第30部分(第5页)
我觉得,最关键的是,我们每一个人都要做好自己的事情,至于这些事情的好坏,对这些事情的评价,都不是每一个人能够完全看得清楚。
因为它们的发生,有特定的场合、背景和人物关系。
比如,一个婴儿的扔掉,在那对男女之间究竟要发生多少事情,我们能够想象的和实际发生的相比,当然要少得多。”
“开脱罪责!”
他说,“你们西方不是有句名言:‘上帝死了,人必须对自己负责’么?那些高鼻子、蓝眼睛婴儿,毕竟也是活生生的生命呀!
谁为他们的生命负责呢?”
“我们的观点并不矛盾。”
杰莉说,“我无意为我们先辈开脱责任。
生命的意义,只有通过生命本身来解释。
时间,对一切人都是公平的。”
“历史的超然!”
他说,“那些强暴与被强暴的,都是活生生的人啊!
人的一切活动,对他们行为的选择,以及这种选择给他人带来的伤害,难道可以用历史超然来轻描淡写一笔带过么?他们心灵的十字架,应该多么沉重!

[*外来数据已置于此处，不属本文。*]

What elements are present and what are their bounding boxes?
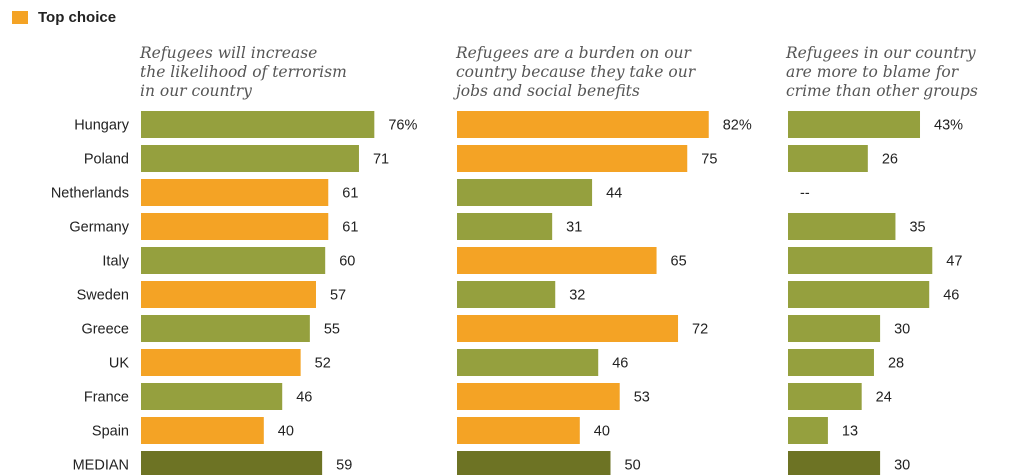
value-label-panel3-greece: 30 (894, 322, 910, 338)
legend: Top choice (12, 9, 116, 26)
category-label-france: France (84, 390, 129, 406)
bar-panel2-germany (457, 213, 553, 240)
panel-title-crime: Refugees in our country are more to blam… (786, 44, 978, 100)
value-label-panel3-hungary: 43% (934, 118, 963, 134)
bar-panel3-uk (788, 349, 874, 376)
bar-panel1-uk (141, 349, 301, 376)
value-label-panel2-france: 53 (634, 390, 650, 406)
value-label-panel1-sweden: 57 (330, 288, 346, 304)
bar-panel2-median (457, 451, 611, 475)
value-label-panel2-sweden: 32 (569, 288, 585, 304)
value-label-panel3-france: 24 (876, 390, 892, 406)
bar-panel2-netherlands (457, 179, 593, 206)
bar-panel1-germany (141, 213, 329, 240)
value-label-panel3-spain: 13 (842, 424, 858, 440)
bar-panel3-poland (788, 145, 868, 172)
value-label-panel3-uk: 28 (888, 356, 904, 372)
bar-panel3-spain (788, 417, 828, 444)
value-label-panel3-median: 30 (894, 458, 910, 474)
value-label-panel2-hungary: 82% (723, 118, 752, 134)
bar-panel1-sweden (141, 281, 316, 308)
value-label-panel1-italy: 60 (339, 254, 355, 270)
value-label-panel3-poland: 26 (882, 152, 898, 168)
value-label-panel2-spain: 40 (594, 424, 610, 440)
bar-panel2-poland (457, 145, 688, 172)
value-label-panel1-greece: 55 (324, 322, 340, 338)
value-label-panel1-uk: 52 (315, 356, 331, 372)
value-label-panel2-median: 50 (625, 458, 641, 474)
category-label-greece: Greece (81, 322, 129, 338)
legend-swatch (12, 11, 28, 24)
category-label-germany: Germany (69, 220, 129, 236)
value-label-panel2-uk: 46 (612, 356, 628, 372)
value-label-panel2-netherlands: 44 (606, 186, 622, 202)
bar-panel2-hungary (457, 111, 709, 138)
category-label-italy: Italy (102, 254, 129, 270)
bar-panel1-greece (141, 315, 310, 342)
value-label-panel3-netherlands: -- (800, 186, 810, 202)
value-label-panel3-sweden: 46 (943, 288, 959, 304)
value-label-panel2-greece: 72 (692, 322, 708, 338)
category-label-sweden: Sweden (77, 288, 129, 304)
category-label-spain: Spain (92, 424, 129, 440)
bar-panel1-spain (141, 417, 264, 444)
bar-panel3-greece (788, 315, 881, 342)
bar-panel3-france (788, 383, 862, 410)
bar-panel2-sweden (457, 281, 556, 308)
value-label-panel1-median: 59 (336, 458, 352, 474)
bar-panel3-germany (788, 213, 896, 240)
category-label-median: MEDIAN (73, 458, 129, 474)
bar-panel2-greece (457, 315, 679, 342)
panel-title-burden: Refugees are a burden on our country bec… (456, 44, 696, 100)
bar-panel1-france (141, 383, 283, 410)
bar-panel3-hungary (788, 111, 921, 138)
bar-panel2-italy (457, 247, 657, 274)
category-label-netherlands: Netherlands (51, 186, 129, 202)
value-label-panel3-germany: 35 (909, 220, 925, 236)
bar-panel1-italy (141, 247, 326, 274)
bar-panel3-sweden (788, 281, 930, 308)
panel-title-terrorism: Refugees will increase the likelihood of… (140, 44, 347, 100)
value-label-panel2-poland: 75 (701, 152, 717, 168)
bar-panel2-uk (457, 349, 599, 376)
bar-panel1-netherlands (141, 179, 329, 206)
category-label-poland: Poland (84, 152, 129, 168)
value-label-panel2-italy: 65 (671, 254, 687, 270)
value-label-panel1-germany: 61 (342, 220, 358, 236)
legend-label: Top choice (38, 9, 117, 26)
bar-panel3-median (788, 451, 881, 475)
bar-panel1-hungary (141, 111, 375, 138)
category-label-hungary: Hungary (74, 118, 130, 134)
value-label-panel1-france: 46 (296, 390, 312, 406)
value-label-panel2-germany: 31 (566, 220, 582, 236)
value-label-panel3-italy: 47 (946, 254, 962, 270)
bar-panel2-france (457, 383, 620, 410)
bar-panel1-poland (141, 145, 359, 172)
bar-panel1-median (141, 451, 323, 475)
category-label-uk: UK (109, 356, 129, 372)
bar-panel2-spain (457, 417, 580, 444)
value-label-panel1-spain: 40 (278, 424, 294, 440)
value-label-panel1-netherlands: 61 (342, 186, 358, 202)
value-label-panel1-poland: 71 (373, 152, 389, 168)
value-label-panel1-hungary: 76% (388, 118, 417, 134)
bar-panel3-italy (788, 247, 933, 274)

历史,无论多么光怪陆离,还是由活生生的人创造出来的。
他们的心灵和感情,可以暂时逃避于一时,最终又怎能超然于漫漫的岁月长河。”
坐在风光秀丽的瀑布口战场遗址,凉风习习吹进半山腰的望月亭。
梓茕和杰莉艰难地交谈着,都陌生地望着对方,越谈越觉得双方的意思都不知所云。
外籍女教师
“So dare!
So dare!”
虽然不十分听得懂美国姑娘凯瑟林·杰莉流利的美语,梓茕还是感受到了她不可遏止的愤怒和正义在握真理在手的坚强,诉说她初到校园欢迎宴会上经历的那梦魇般的一幕。
教学生口语,美国姑娘的声音清脆、响亮而甜美。
当她叫喊“So dare”
时,朋友老酷听到她的声音,依然是美国姑娘的声音,没有了甜美,也不清脆,带着不可侵犯的凛然之气。
“如此大胆!”
他听懂了杰莉的话,也懂得这话的含义。
他知道,那个接待招待她的官员,学校外办主任宋衍文,色迷迷地望着她的脸,扫她的胸,盯她那白白的长着黄汗毛的手臂和大腿。
即使手臂和大腿长了粗粗的汗毛,杰莉也很美。
那是夏天,杰莉穿着休闲的夹衫和橙色短裤。
皮肤白净,高大壮硕。
一丛金黄的头发瀑布似地泻在脑后。
圆润的脸,长脖细腰,丰满的臀,并不太鼓的胸,结实修长的腿,赤脚上穿一双款式新颖的轻便凉鞋,青春洋溢,落落大方。
为排遣杰莉心中的不快,梓茕和老酷约她一道,在这个城市的那座山头,挂摆着琳琅满目的服装百货旅游商品的集市上去转悠。
跟在她身后,走在铺着石梯的窄巷小街,梓茕从审美的角度,上上下下打量着她。
流畅的线条,圣洁的脸,真像古希腊的雕塑维纳斯。
……这样的姑娘,这样的女人,大概就算上帝的杰作了吧,从大洋彼岸,来到他们祖辈们生活过战斗过,也放纵过快乐过的城市。